Sunday, 13 March 2011

lactose-reduced potatoes dauphinoise / scalloped potatoes

I have been continuing the tests of treating channel island milk with lactase for use in cooking. I just put the six drops of lactase in a litre of milk, shake, and leave in the fridge for 24hours before use.

I took 2/3 litre of treated milk (it is 5%fat) and two large baking potatoes.  I sliced the potatoes thinly, leaving the skin on.  I cooked the potatoes in a saucepan with the milk until they were nearly tender.  I then put them in a dish and baked them at 180C until the top went brown.  I put a little bit of sea salt in but no garlic, as I wanted to assess the impact of the lactase on the flavour.

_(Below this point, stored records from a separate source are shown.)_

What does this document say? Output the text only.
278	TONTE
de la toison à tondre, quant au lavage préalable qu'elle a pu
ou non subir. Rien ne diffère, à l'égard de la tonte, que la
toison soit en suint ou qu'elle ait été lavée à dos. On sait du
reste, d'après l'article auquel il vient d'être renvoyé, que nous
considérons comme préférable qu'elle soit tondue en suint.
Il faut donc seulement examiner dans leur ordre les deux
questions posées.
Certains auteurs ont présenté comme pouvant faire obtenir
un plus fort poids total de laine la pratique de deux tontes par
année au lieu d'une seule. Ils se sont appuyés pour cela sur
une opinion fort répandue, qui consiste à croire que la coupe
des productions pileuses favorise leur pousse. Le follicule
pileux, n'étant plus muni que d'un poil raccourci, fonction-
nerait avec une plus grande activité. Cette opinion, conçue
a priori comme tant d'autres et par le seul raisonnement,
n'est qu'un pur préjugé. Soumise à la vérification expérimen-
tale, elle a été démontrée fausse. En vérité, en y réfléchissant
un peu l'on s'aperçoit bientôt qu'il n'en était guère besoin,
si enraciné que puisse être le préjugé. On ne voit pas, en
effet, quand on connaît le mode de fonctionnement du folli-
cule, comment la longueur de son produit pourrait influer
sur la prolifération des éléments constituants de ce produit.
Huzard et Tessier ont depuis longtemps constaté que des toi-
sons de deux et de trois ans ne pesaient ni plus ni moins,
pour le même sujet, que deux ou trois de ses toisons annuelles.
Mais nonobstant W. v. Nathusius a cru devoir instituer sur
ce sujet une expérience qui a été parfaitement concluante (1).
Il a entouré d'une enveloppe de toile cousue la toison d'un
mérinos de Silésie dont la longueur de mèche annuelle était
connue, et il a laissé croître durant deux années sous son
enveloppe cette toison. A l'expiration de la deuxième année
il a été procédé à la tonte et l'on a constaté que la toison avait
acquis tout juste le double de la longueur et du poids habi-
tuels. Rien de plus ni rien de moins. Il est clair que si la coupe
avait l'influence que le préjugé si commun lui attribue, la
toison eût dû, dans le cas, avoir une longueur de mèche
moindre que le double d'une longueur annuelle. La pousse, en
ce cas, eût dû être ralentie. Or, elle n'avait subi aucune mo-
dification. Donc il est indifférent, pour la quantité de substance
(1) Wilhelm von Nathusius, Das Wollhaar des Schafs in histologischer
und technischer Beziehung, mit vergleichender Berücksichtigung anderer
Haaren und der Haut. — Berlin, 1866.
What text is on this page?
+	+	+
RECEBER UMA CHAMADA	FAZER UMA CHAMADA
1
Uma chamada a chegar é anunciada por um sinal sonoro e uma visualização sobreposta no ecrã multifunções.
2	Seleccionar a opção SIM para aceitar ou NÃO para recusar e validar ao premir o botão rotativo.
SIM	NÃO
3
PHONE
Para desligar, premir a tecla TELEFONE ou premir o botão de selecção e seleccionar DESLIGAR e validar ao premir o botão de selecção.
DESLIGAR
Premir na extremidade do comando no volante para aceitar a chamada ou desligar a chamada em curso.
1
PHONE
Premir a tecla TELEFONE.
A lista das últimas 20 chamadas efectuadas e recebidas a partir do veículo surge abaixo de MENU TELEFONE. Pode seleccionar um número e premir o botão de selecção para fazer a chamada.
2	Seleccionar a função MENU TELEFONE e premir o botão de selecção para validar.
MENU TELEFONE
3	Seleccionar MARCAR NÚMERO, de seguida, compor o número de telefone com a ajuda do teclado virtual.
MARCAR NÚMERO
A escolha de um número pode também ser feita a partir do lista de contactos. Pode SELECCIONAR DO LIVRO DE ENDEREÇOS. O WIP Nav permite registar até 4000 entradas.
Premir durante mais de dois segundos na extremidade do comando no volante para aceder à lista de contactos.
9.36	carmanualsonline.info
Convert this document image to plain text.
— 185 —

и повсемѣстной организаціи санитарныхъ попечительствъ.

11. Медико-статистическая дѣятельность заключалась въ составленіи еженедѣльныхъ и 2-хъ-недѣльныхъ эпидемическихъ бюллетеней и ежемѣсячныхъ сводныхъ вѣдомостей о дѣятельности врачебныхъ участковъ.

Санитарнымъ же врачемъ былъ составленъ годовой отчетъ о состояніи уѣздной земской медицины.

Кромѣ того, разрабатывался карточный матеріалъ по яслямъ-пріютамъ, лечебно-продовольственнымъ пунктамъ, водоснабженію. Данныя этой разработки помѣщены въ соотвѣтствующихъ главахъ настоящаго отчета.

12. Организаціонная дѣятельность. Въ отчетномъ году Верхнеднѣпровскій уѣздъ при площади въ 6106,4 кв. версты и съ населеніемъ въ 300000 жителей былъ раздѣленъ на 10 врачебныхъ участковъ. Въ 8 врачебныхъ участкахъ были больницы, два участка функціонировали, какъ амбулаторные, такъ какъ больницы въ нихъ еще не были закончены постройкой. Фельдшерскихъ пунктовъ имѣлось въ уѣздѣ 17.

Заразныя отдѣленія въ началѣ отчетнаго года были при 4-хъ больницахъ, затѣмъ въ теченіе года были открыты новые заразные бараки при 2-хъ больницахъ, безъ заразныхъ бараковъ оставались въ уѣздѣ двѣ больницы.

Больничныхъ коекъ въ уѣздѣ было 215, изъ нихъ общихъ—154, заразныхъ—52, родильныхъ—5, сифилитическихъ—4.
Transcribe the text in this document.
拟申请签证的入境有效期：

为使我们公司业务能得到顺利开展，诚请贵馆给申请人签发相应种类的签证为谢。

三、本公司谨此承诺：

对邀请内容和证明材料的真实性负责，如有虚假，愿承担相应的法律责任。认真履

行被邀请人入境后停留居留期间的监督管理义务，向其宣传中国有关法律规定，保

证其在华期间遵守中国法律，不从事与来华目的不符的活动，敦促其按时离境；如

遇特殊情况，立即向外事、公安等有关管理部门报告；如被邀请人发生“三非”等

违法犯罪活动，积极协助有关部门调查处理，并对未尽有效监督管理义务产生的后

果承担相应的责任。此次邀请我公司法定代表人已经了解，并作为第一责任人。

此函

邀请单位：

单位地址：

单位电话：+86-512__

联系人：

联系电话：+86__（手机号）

I served these with the breadcrumbed chicken I posted earlier and some vegetables.

The potatoes were delicious though sweeter than usual.  A bit of garlic would be a good complement and make it obvious this wasn't intended as desert.

I ate lots as I wanted to find out how effective treating the milk with lactase was.  I did have a little colic for a few minutes the next day, but given that I ate an enormous portion to see what would happen I think this is pretty amazing.  If I had eaten a quarter portion made with normal milk I would have been out of action for most of the next day.

So, a thumbs up again but avoid gluttony.